Parametric optimization for liquid cooling microchannels of AUV’s battery thermal management system

Autonomous underwater vehicles (AUVs) play an important role in ocean exploration. When an AUV works for a long time and discharges at a high rate, the heat of the battery cannot be dissipated due to the narrow and closed working space of the battery module, thus causing a sharp rise in temperature and restricting the safety of the AUV. Therefore, it is very crucial to solve the heat dissipation problem of the battery module in AUV. In this study, a surrogate model is proposed based on the genetic algorithm for parametric optimization, which uses the strategy of microchannel liquid cooling. The optimization design mainly includes establishing a parameterized model and numerical simulation to solve the temperature field, using Latin hypercube sampling to complete the selection of design of experiment points, generating a response surface through the Kriging surrogate model, and using a multi-objective genetic algorithm for solving candidate points under constraint conditions. It can be concluded that the optimized parameters play a certain role in reducing the temperature of the whole battery module and reducing the volume of microchannel. The results show that the temperature field is especially sensitive to the parameters W₁, H₂, and v₁. When the corresponding parameters are W₁ = 3.59 mm, H₁ = 17.93 mm, H₂ = 4.98 mm, and v₁ = 0.02 m/s, the temperature reaches the limit, and the volume of the whole cooling scheme is the smallest.

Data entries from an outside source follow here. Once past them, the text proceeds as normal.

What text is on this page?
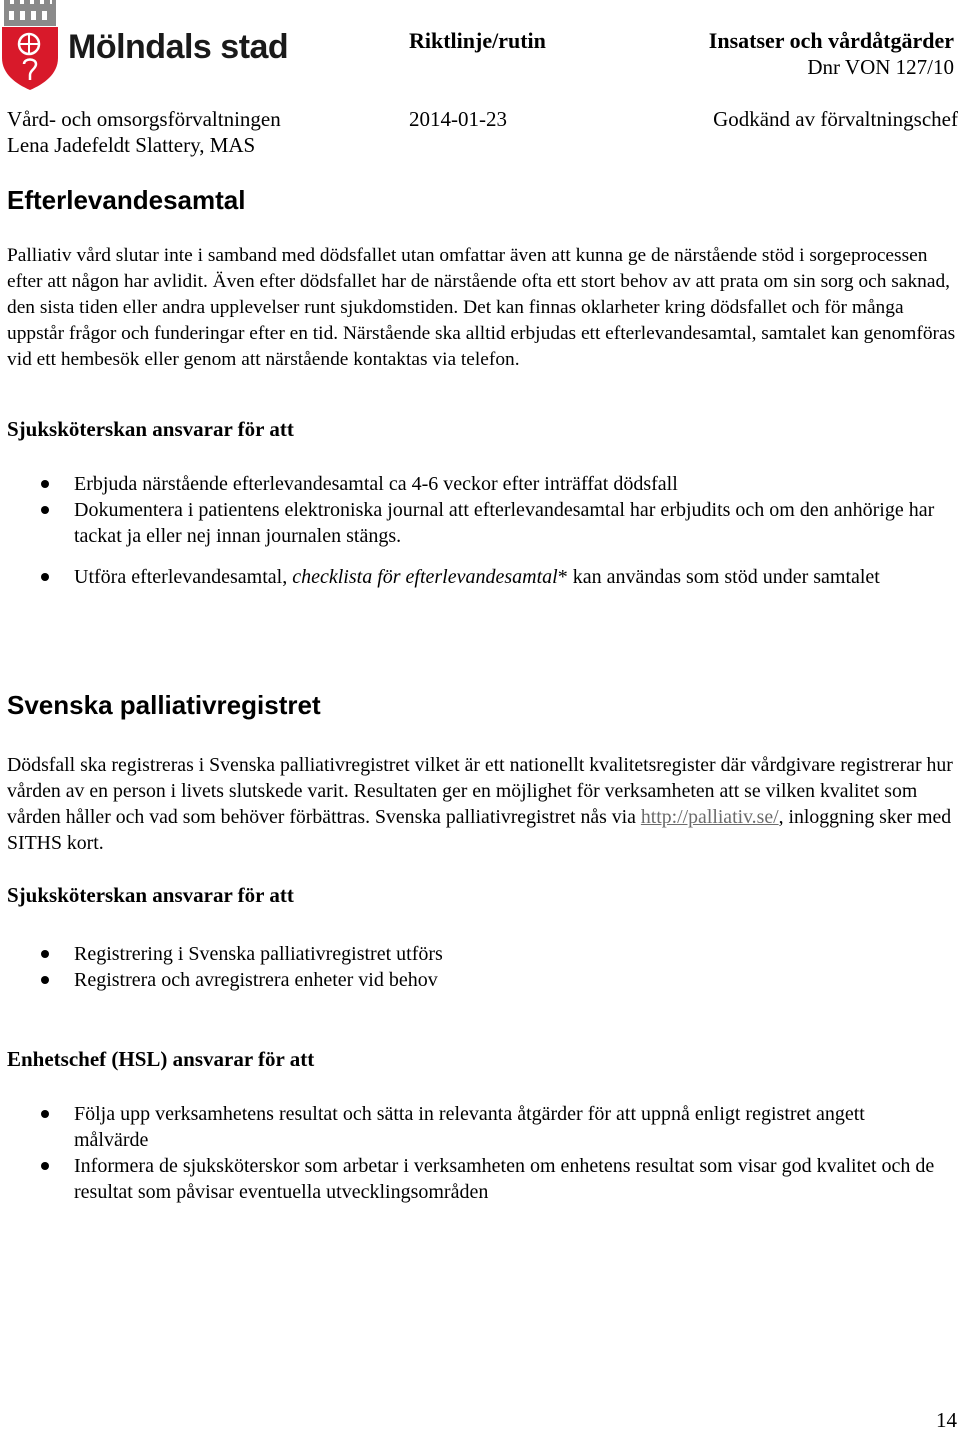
Mölndals stad	Riktlinje/rutin	Insatser och vårdåtgärder
Dnr VON 127/10
Vård- och omsorgsförvaltningen	2014-01-23	Godkänd av förvaltningschef
Lena Jadefeldt Slattery, MAS
Efterlevandesamtal
Palliativ vård slutar inte i samband med dödsfallet utan omfattar även att kunna ge de närstående stöd i sorgeprocessen efter att någon har avlidit. Även efter dödsfallet har de närstående ofta ett stort behov av att prata om sin sorg och saknad, den sista tiden eller andra upplevelser runt sjukdomstiden. Det kan finnas oklarheter kring dödsfallet och för många uppstår frågor och funderingar efter en tid. Närstående ska alltid erbjudas ett efterlevandesamtal, samtalet kan genomföras vid ett hembesök eller genom att närstående kontaktas via telefon.
Sjuksköterskan ansvarar för att
Erbjuda närstående efterlevandesamtal ca 4-6 veckor efter inträffat dödsfall
Dokumentera i patientens elektroniska journal att efterlevandesamtal har erbjudits och om den anhörige har tackat ja eller nej innan journalen stängs.
Utföra efterlevandesamtal, checklista för efterlevandesamtal* kan användas som stöd under samtalet
Svenska palliativregistret
Dödsfall ska registreras i Svenska palliativregistret vilket är ett nationellt kvalitetsregister där vårdgivare registrerar hur vården av en person i livets slutskede varit. Resultaten ger en möjlighet för verksamheten att se vilken kvalitet som vården håller och vad som behöver förbättras. Svenska palliativregistret nås via http://palliativ.se/, inloggning sker med SITHS kort.
Sjuksköterskan ansvarar för att
Registrering i Svenska palliativregistret utförs
Registrera och avregistrera enheter vid behov
Enhetschef (HSL) ansvarar för att
Följa upp verksamhetens resultat och sätta in relevanta åtgärder för att uppnå enligt registret angett målvärde
Informera de sjuksköterskor som arbetar i verksamheten om enhetens resultat som visar god kvalitet och de resultat som påvisar eventuella utvecklingsområden
14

Compared with the initial design point, the maximum temperature is reduced by 0.66 K, and the volume is reduced by 1.84%. In addition, the optimized parameters enable the battery module to reach a lower equilibrium temperature in a shorter time, thereby enhancing the safety and stability of the battery module. This study provides a feasible reference scheme for the heat dissipation of battery modules in the future.